Natürlich ist der See trotz der idyllischen Naturbeobachtungen keine heile Welt, es gab und gibt Probleme. Lange Jahre war das wertvolle Stadtbiotop im Sommer eine stinkende Kloake, die Anwohner belastete. Der Hauptgrund dafür ist der Eintrag von verschmutztem Straßenwasser, den der Fennsee aus einem 180 ha großen Einzugsgebiet ertragen muss. Durch die schlechte Wasserqualität setzten Fäulnisprozesse ein, die neben der Geruchsbelastung auch zu einer Gefahr für die Tierwelt wurden. In strengeren Wintern wird darüber hinaus auch soviel Tausalz in den See geschwemmt, dass dieser an vielen Stellen nicht einmal mehr zufriert.

Stadtbiotop Fennsee

Idyllische Blicke auf den See

Ein Pilotprojekt

Das Wilmersdorfer Umweltamt hat deshalb vor einigen Jahren für den See ein Pilotprojekt zur nachhaltigen Verbesserung der Wasserqualität am Fennsee entwickelt. Die nötigen umfangreichen Mittel für dessen Umsetzung gibt es auch aus dem Europäischen Fond für regionale Entwicklung.und über das Umweltentlastungsprogramm UEP der Senatsverwaltung für Gesundheit, Umwelt und Verbraucherschutz.

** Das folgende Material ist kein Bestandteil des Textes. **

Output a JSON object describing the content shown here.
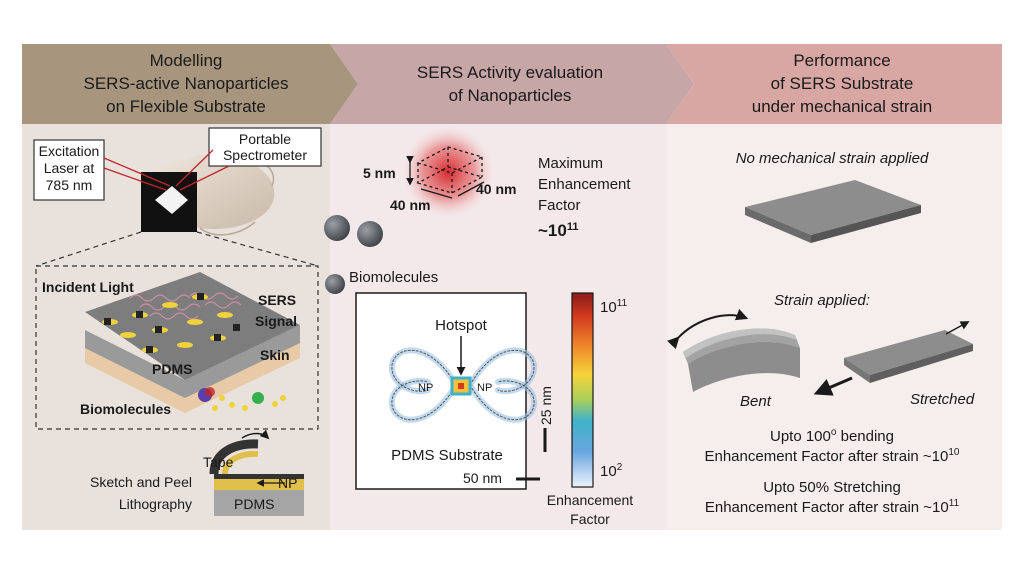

Zu den Sanierungsmaßnahmen für den See, die bis Ende 2010 abgeschlossen sein sollen, gehörte eine bereits abgeschlossene Teilentschlammung und der Bau einer unterirdischen Regenwasserbehandlungsanlage in der Wallenbergstraße, um die Abwässer einer Vorreinigung zu unterziehen. Die fast 100 Meter lange unterirdische Anlage verfügte über einen Grobfilter. Um aber die Filterleistung erheblich zu verbessern, soll erstmalig eine Lamellenfilteranlage zur Regenwasserbehandlung bei den Berliner Wasserbetrieben zum Einsatz kommen. Nach der Fertigstellung wird dieser Lamellenfilter der größte in Europa sein. Die Kosten für die Sanierung haben sich im Laufe der letzten Jahre nach einer Meldung in der Berliner Morgenpost verdoppelt und liegen bei ca. 6,5 Millionen Euro. Die Inbetriebnahme der Anlage ist nach Auskunft der Berliner Wasserbetriebe für Ende 2009 geplant.

Damit nicht mehr große Mengen Laub ins Wasser fallen können, wurde außerdem der Baum- und Buschbestand um den See reduziert.